Disputes over the control of education and what children should learn have been with us for centuries.

One of the most troubling cultural battles in post-Confederation Canadian history was known as the “Manitoba Schools Crisis.”

Manitoba’s entry into the Canadian Confederation in 1870 was dependent on an agreement to set up separate school systems that would protect French-speaking Catholic Métis against cultural domination by growing numbers of English-speaking secularists. The original Manitoba Act granted constitutional protection for religious schools that had existed by law or practice at the time of the union.

Over the next several years, many French Catholic Métis chose to move further west. A cultural battle in Manitoba was triggered by a series of controversial laws supported by the growing Anglo-Protestant majority.

An 1890 Manitoba “Public Schools Act” ended funding for Catholic and Protestant education and established a system of tax-supported “non-denominational” schools. The era of the Manitoba crisis coincided with the beginning of the end for faith-informed liberal education and the dawn of progressive schooling.

False Promises of ‘Progress’

The 20th century ushered in promises of continuous human progress and permanent transformation.

In politics, reform liberals and progressives pledged to produce universal human flourishing through the managerial skills of government experts.

Marxists sought to overthrow bourgeois rule and replace it with a “dictatorship of the proletariat.” When the working class declined to join the revolution, neo-Marxists turned to identity politics and the long march through the institutions. Schools were at the top of their target list.

In colonial North America, faith and continuity played an important role in the lives of settlers and the indigenous peoples who converted to Christianity.
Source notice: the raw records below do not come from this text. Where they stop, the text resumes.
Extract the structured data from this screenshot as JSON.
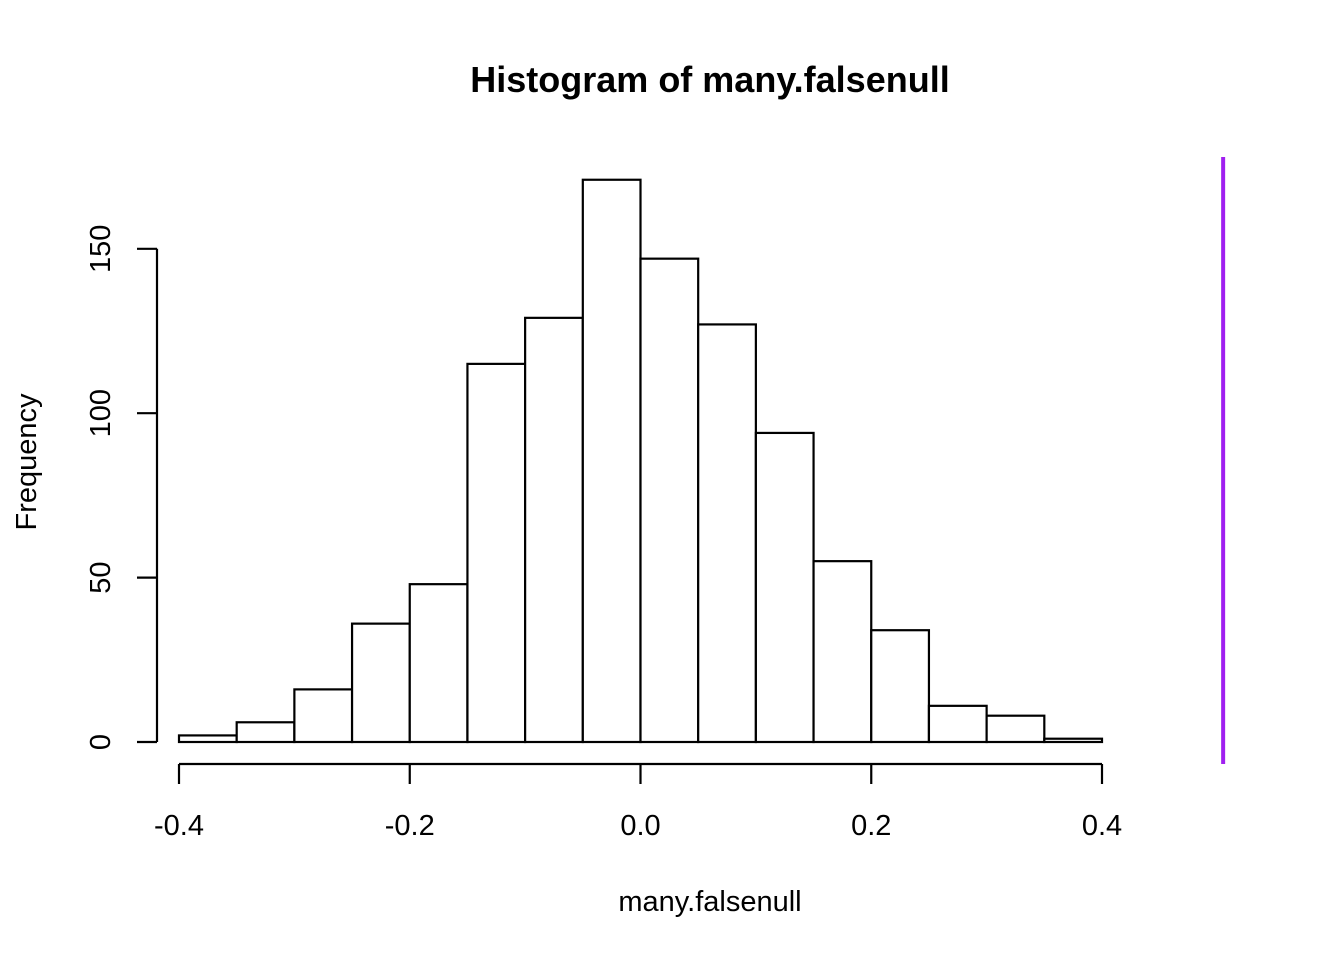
{
  "chart_data": {
    "type": "bar",
    "title": "Histogram of many.falsenull",
    "xlabel": "many.falsenull",
    "ylabel": "Frequency",
    "bin_edges": [
      -0.4,
      -0.35,
      -0.3,
      -0.25,
      -0.2,
      -0.15,
      -0.1,
      -0.05,
      0.0,
      0.05,
      0.1,
      0.15,
      0.2,
      0.25,
      0.3,
      0.35,
      0.4
    ],
    "values": [
      2,
      6,
      16,
      36,
      48,
      115,
      129,
      171,
      147,
      127,
      94,
      55,
      34,
      11,
      8,
      1
    ],
    "xlim": [
      -0.4,
      0.4
    ],
    "ylim": [
      0,
      175
    ],
    "x_ticks": [
      "-0.4",
      "-0.2",
      "0.0",
      "0.2",
      "0.4"
    ],
    "x_tick_values": [
      -0.4,
      -0.2,
      0.0,
      0.2,
      0.4
    ],
    "y_ticks": [
      "0",
      "50",
      "100",
      "150"
    ],
    "y_tick_values": [
      0,
      50,
      100,
      150
    ],
    "vertical_line": {
      "x": 0.505,
      "color": "#a020f0"
    },
    "grid": false,
    "colors": {
      "bar_fill": "#ffffff",
      "bar_stroke": "#000000"
    }
  }
}
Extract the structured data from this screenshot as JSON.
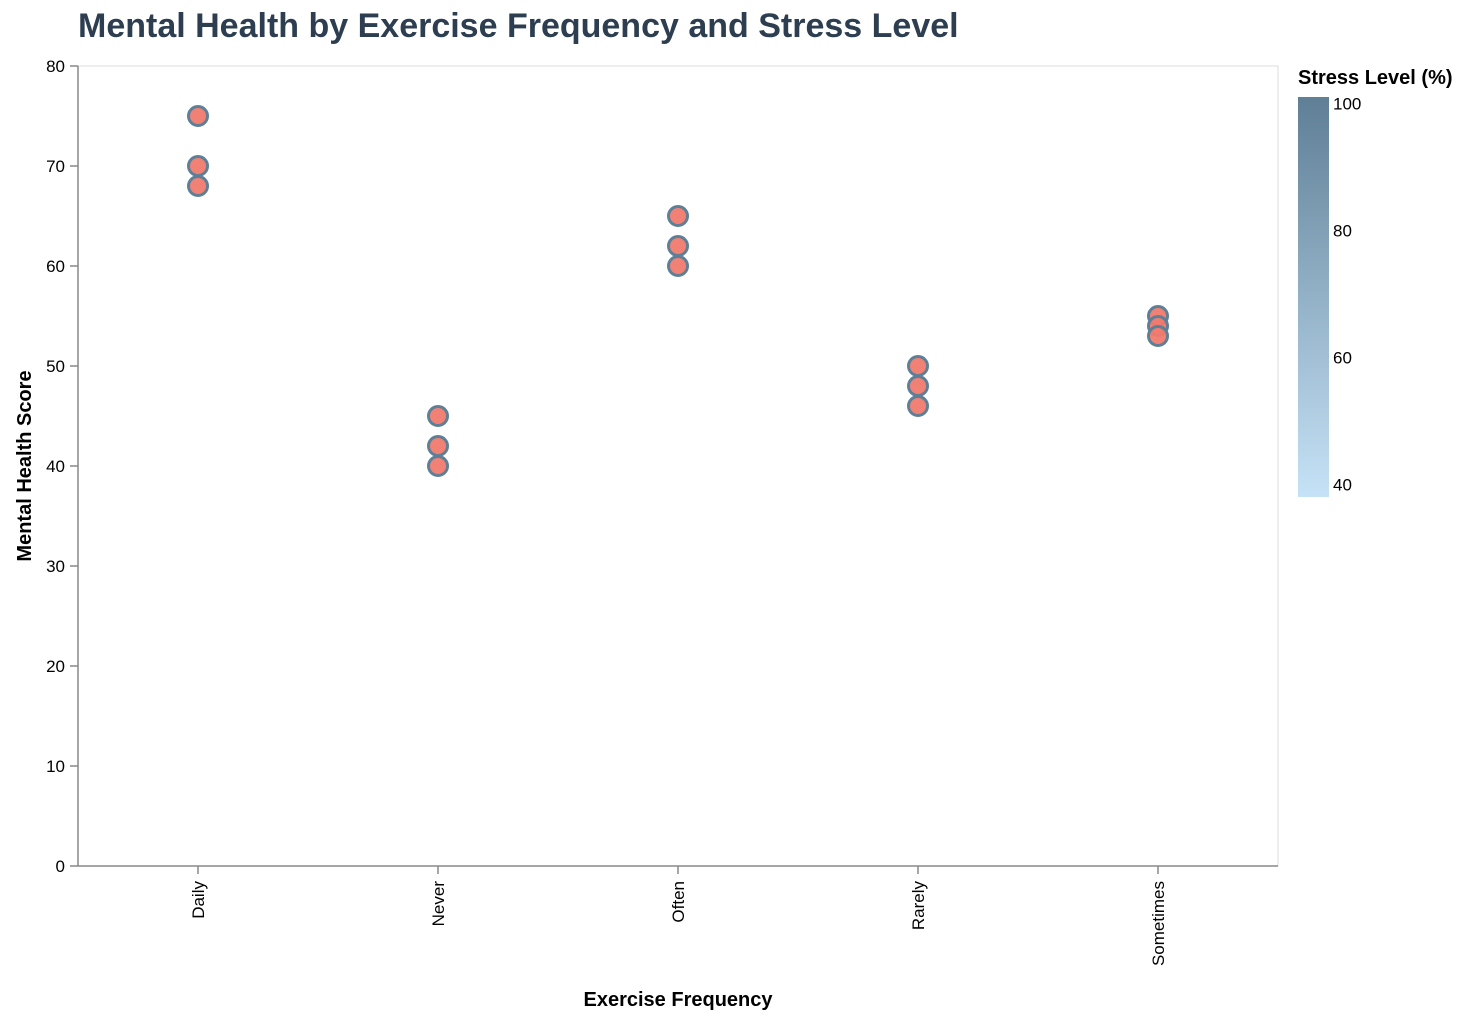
{
  "chart_data": {
    "type": "scatter",
    "title": "Mental Health by Exercise Frequency and Stress Level",
    "xlabel": "Exercise Frequency",
    "ylabel": "Mental Health Score",
    "categories": [
      "Daily",
      "Never",
      "Often",
      "Rarely",
      "Sometimes"
    ],
    "ylim": [
      0,
      80
    ],
    "yticks": [
      0,
      10,
      20,
      30,
      40,
      50,
      60,
      70,
      80
    ],
    "grid": false,
    "points": [
      {
        "x": "Daily",
        "y": 75
      },
      {
        "x": "Daily",
        "y": 70
      },
      {
        "x": "Daily",
        "y": 68
      },
      {
        "x": "Never",
        "y": 45
      },
      {
        "x": "Never",
        "y": 42
      },
      {
        "x": "Never",
        "y": 40
      },
      {
        "x": "Often",
        "y": 65
      },
      {
        "x": "Often",
        "y": 62
      },
      {
        "x": "Often",
        "y": 60
      },
      {
        "x": "Rarely",
        "y": 50
      },
      {
        "x": "Rarely",
        "y": 48
      },
      {
        "x": "Rarely",
        "y": 46
      },
      {
        "x": "Sometimes",
        "y": 55
      },
      {
        "x": "Sometimes",
        "y": 54
      },
      {
        "x": "Sometimes",
        "y": 53
      }
    ],
    "legend": {
      "title": "Stress Level (%)",
      "placement": "right",
      "range": [
        38,
        101
      ],
      "ticks": [
        40,
        60,
        80,
        100
      ],
      "color_low": "#c6e2f7",
      "color_high": "#5f7f96"
    },
    "colors": {
      "point_fill": "#f07a6e",
      "point_stroke": "#5f7f96",
      "title": "#2c3e50",
      "axis": "#888888",
      "frame": "#dddddd"
    }
  }
}
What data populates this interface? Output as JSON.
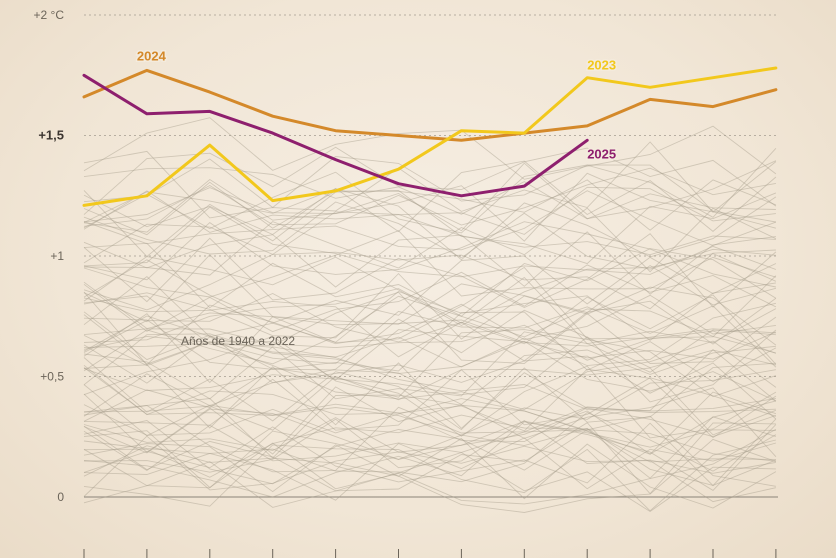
{
  "chart_data": {
    "type": "line",
    "title": "",
    "xlabel": "",
    "ylabel": "",
    "unit": "°C",
    "ylim": [
      -0.25,
      2.0
    ],
    "months": 12,
    "y_ticks": [
      {
        "value": 2,
        "label": "+2 °C",
        "bold": false
      },
      {
        "value": 1.5,
        "label": "+1,5",
        "bold": true
      },
      {
        "value": 1,
        "label": "+1",
        "bold": false
      },
      {
        "value": 0.5,
        "label": "+0,5",
        "bold": false
      },
      {
        "value": 0,
        "label": "0",
        "bold": false
      }
    ],
    "background_annotation": "Años de 1940 a 2022",
    "background_series_count": 83,
    "background_range": [
      0.0,
      1.45
    ],
    "series": [
      {
        "name": "2024",
        "color": "#d4892a",
        "values": [
          1.66,
          1.77,
          1.68,
          1.58,
          1.52,
          1.5,
          1.48,
          1.51,
          1.54,
          1.65,
          1.62,
          1.69
        ]
      },
      {
        "name": "2023",
        "color": "#f2c81c",
        "values": [
          1.21,
          1.25,
          1.46,
          1.23,
          1.27,
          1.36,
          1.52,
          1.51,
          1.74,
          1.7,
          1.74,
          1.78
        ]
      },
      {
        "name": "2025",
        "color": "#8e1f6e",
        "values": [
          1.75,
          1.59,
          1.6,
          1.51,
          1.4,
          1.3,
          1.25,
          1.29,
          1.48
        ]
      }
    ],
    "colors": {
      "background_lines": "#a79d8c",
      "grid": "#a49c90",
      "baseline": "#8a8378"
    }
  }
}
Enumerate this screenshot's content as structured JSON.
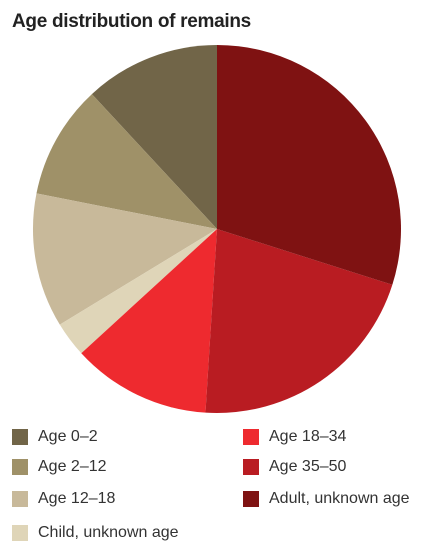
{
  "chart_data": {
    "type": "pie",
    "title": "Age distribution of remains",
    "categories": [
      "Age 0–2",
      "Age 2–12",
      "Age 12–18",
      "Child, unknown age",
      "Age 18–34",
      "Age 35–50",
      "Adult, unknown age"
    ],
    "values": [
      11.9,
      10.0,
      11.8,
      3.1,
      12.2,
      21.1,
      29.9
    ],
    "colors": [
      "#716548",
      "#9f9168",
      "#c8b99a",
      "#dfd5b8",
      "#ee2a2f",
      "#b91c22",
      "#7f1212"
    ]
  }
}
Up to the latter decades of the 19th century, most schools were organized by religious orders.

Over the past few generations, leftist intellectuals have eviscerated classical liberal education. From early progressives such as John Dewey to the “Critical Pedagogy” of Paulo Freire and “grievance studies” in modern faculties of education, teachers have been directed to “teach the child and not the subject.”

Today, students are being deliberately estranged from their parents and groomed to participate in every radical “woke” political movement under the sun. “Political literacy” is the goal. Actual literacy has been declining for decades.

This summer, the Louis Riel School Division (LRSD) in Winnipeg, Manitoba, Canada, triggered a 21st-century version of their province’s 19th-century schools crisis. Winnipeg school trustees joined a global list of militant activists committed to the deconstruction of traditional values and the transformation of Western civilization.

In June, the LRSD unanimously voted to suspend a fellow trustee for three months without pay when someone reported that she had privately expressed views critical of transgender ideology on her Facebook page.

CBC News reported that trustee Francine Champagne was publicly accused of targeting the “2SLGBTQIA+ community” and causing harm to the entire division. According to the CBC, LRSD Chair Sandy Nemeth categorically declared Ms. Champagne’s conservative views to be disrespectful, hateful, transphobic, and homophobic.

Many citizens viewed the behavior of the school division as a “witch-hunt” and protested the trustee’s suspension at a final June board meeting. Later in the summer, the LRSD superintendent sent those who had objected to the suspension a “no-trespass” letter forbidding them access to any of the school division’s properties.

To head off more objections from the public and clashes with transgender militants, the first September LRSD meeting was conducted in a restricted virtual session at a venue to which citizens were forbidden entry. The entire affair has been a sterling example of Herbert Marcuse’s “repressive tolerance” in action.

School teachers used to be guided by tested traditions and scholarly academics. The ethos that guides them today is filled with Marxist illusions, divisive identity politics, and out-of-control neo-paganism. Governing authorities are literally sacrificing impressionable young people to the caprices of woke ideology.

In a summer edition of First Things magazine, editor R.R. Reno wrote, “One need not have a degree in child psychology to recognize how distressed children become when there is no stability or structure in their lives, no settled expectations, no concept of the normal.”

What’s to Be Done?

As I write this from my home in Nova Scotia, a local nonpartisan group of parents and citizens is organizing a public demonstration outside of Halifax City Hall.

The organizers want to protest the “sexualization of children, grooming and the undermining of parental rights.” They seek to assert that it’s “the duty and responsibility of parents to provide for the well-being of their children and to protect them from all undue and harmful influences from all outside forces.” Similar school governance conflicts and popular demonstrations have been occurring throughout North America.

Over the coming election cycles in Canada and the United States, it’ll be interesting to see whether or not establishment politicians are listening and what, if anything, they’re prepared to do about the corrosive educational practices of the “Woke” Reich.